Fehler 2: Vorsteuerabzug auf Homeoffice-Pauschalen verbuchen
Pauschalen sind keine Rechnungen mit ausgewiesener MWST. Ein Vorsteuerabzug auf Pauschalzahlungen an Mitarbeitende ist ausgeschlossen. Wer dennoch Vorsteuer auf Pauschalen bucht, riskiert Nachforderungen bei der nächsten MWST-Revision.
Fehler 3: Gemischte Nutzung nicht dokumentieren
Wird ein auf die Firma lautender Internetanschluss auch privat genutzt, muss der geschäftliche Anteil geschätzt und dokumentiert werden. Ohne Dokumentation kann die ESTV den gesamten Vorsteuerabzug streichen. Eine einfache Schätzung basierend auf Arbeitstagen und Arbeitszeiten genügt in der Regel.
Fehler 4: Mietzinsanteil als vorsteuerbelastete Leistung behandeln
Mietleistungen für Wohnräume sind von der MWST ausgenommen (Art. 21 Abs. 2 Ziff. 21 MWSTG). Auch wenn der Arbeitgeber einen Mietzinsanteil für das Homeoffice übernimmt, fällt darauf keine Vorsteuer an. Ein Vorsteuerabzug auf Mietkosten ist daher grundsätzlich nicht möglich.
Fehler 5: Nachträgliche Rechnungskorrektur als ausreichend betrachten
Manche Unternehmen lassen Rechnungen nachträglich auf den Firmennamen umschreiben. Die ESTV akzeptiert dies nur, wenn der Vertrag tatsächlich auf die Firma übertragen wurde. Eine blosse Adressänderung auf der Rechnung ohne Vertragsanpassung reicht nicht aus und kann bei einer Kontrolle beanstandet werden.
06.Häufige Fragen
Kann ich als Einzelfirma Vorsteuer auf meine privaten Internetkosten abziehen?
Ja, sofern Sie MWST-pflichtig sind und die Rechnung auf Ihre Einzelfirma lautet. Bei gemischter Nutzung (privat und geschäftlich) dürfen Sie nur den geschäftlichen Anteil als Vorsteuer abziehen. Dokumentieren Sie den Geschäftsanteil nachvollziehbar, etwa anhand der Arbeitstage pro Woche.
Wie hoch muss der geschäftliche Nutzungsanteil sein, damit ein Vorsteuerabzug möglich ist?

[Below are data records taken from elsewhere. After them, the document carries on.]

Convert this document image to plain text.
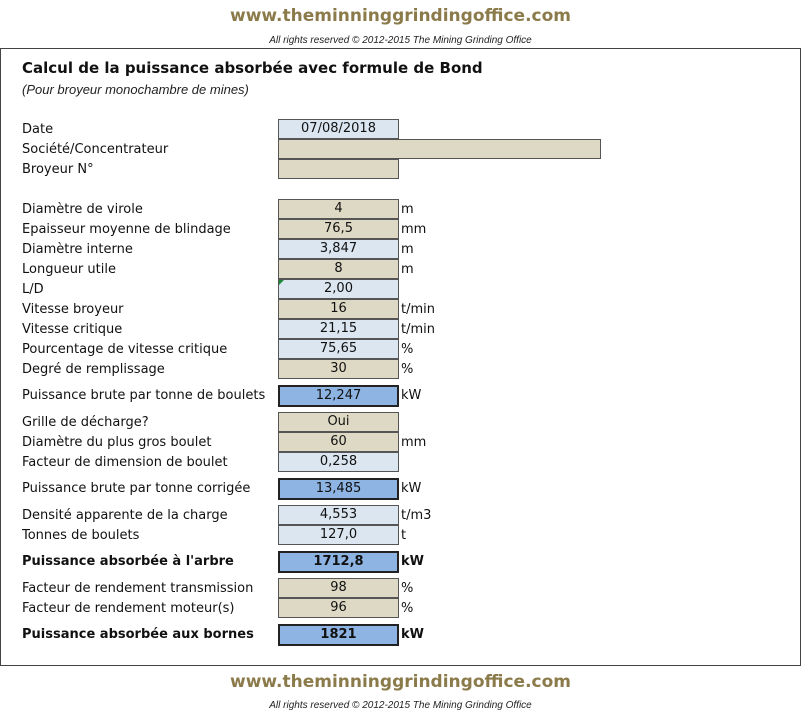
www.theminninggrindingoffice.com
All rights reserved © 2012-2015 The Mining Grinding Office
Calcul de la puissance absorbée avec formule de Bond
(Pour broyeur monochambre de mines)
Date	07/08/2018
Société/Concentrateur
Broyeur N°
Diamètre de virole	4	m
Epaisseur moyenne de blindage	76,5	mm
Diamètre interne	3,847	m
Longueur utile	8	m
L/D	2,00
Vitesse broyeur	16	t/min
Vitesse critique	21,15	t/min
Pourcentage de vitesse critique	75,65	%
Degré de remplissage	30	%
Puissance brute par tonne de boulets	12,247	kW
Grille de décharge?	Oui
Diamètre du plus gros boulet	60	mm
Facteur de dimension de boulet	0,258
Puissance brute par tonne corrigée	13,485	kW
Densité apparente de la charge	4,553	t/m3
Tonnes de boulets	127,0	t
Puissance absorbée à l'arbre	1712,8	kW
Facteur de rendement transmission	98	%
Facteur de rendement moteur(s)	96	%
Puissance absorbée aux bornes	1821	kW
www.theminninggrindingoffice.com
All rights reserved © 2012-2015 The Mining Grinding Office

Das MWSTG nennt keinen Mindestanteil. Auch ein geringer geschäftlicher Anteil berechtigt grundsätzlich zum anteiligen Vorsteuerabzug. Entscheidend ist, dass der Anteil sachgerecht geschätzt und dokumentiert wird. Bei sehr geringer geschäftlicher Nutzung kann der Aufwand den Nutzen allerdings übersteigen.
Mein Arbeitgeber zahlt mir CHF 150 pro Monat Homeoffice-Pauschale. Kann die Firma darauf Vorsteuer abziehen?
Nein. Eine Pauschale ist keine Rechnung mit ausgewiesener MWST. Der Arbeitgeber kann auf Pauschalzahlungen an Mitarbeitende keinen Vorsteuerabzug geltend machen. Möchte die Firma den Vorsteuerabzug nutzen, muss sie die Kosten direkt beim Anbieter übernehmen und die Rechnung auf den Firmennamen ausstellen lassen.
Gilt der Vorsteuerabzug auch für einen privat gekauften Bürostuhl, den ich im Homeoffice nutze?
Nur wenn die Rechnung auf die Firma lautet. Kaufen Sie den Stuhl privat und lassen sich die Kosten erstatten, ist kein Vorsteuerabzug möglich. Bestellt hingegen die Firma den Stuhl direkt beim Händler und lässt ihn an Ihre Privatadresse liefern, ist der Vorsteuerabzug zulässig.
Kann ich Vorsteuer auf Stromkosten im Homeoffice abziehen?
In der Praxis ist das kaum möglich. Der Stromvertrag läuft fast immer auf die Privatperson, und eine Vertragsübernahme durch den Arbeitgeber ist bei Energieversorgern unüblich. Zudem wäre die Aufteilung zwischen geschäftlichem und privatem Stromverbrauch schwer nachweisbar.
Welche Belege brauche ich für den Vorsteuerabzug auf Homeoffice-Kosten?
Sie benötigen eine MWST-konforme Rechnung gemäss Art. 26 MWSTG, die auf den Firmennamen lautet und den MWST-Betrag oder MWST-Satz ausweist. Bei gemischter Nutzung sollten Sie zusätzlich eine Dokumentation des geschäftlichen Nutzungsanteils führen, etwa eine Schätzung basierend auf Arbeitstagen oder Nutzungsprotokollen.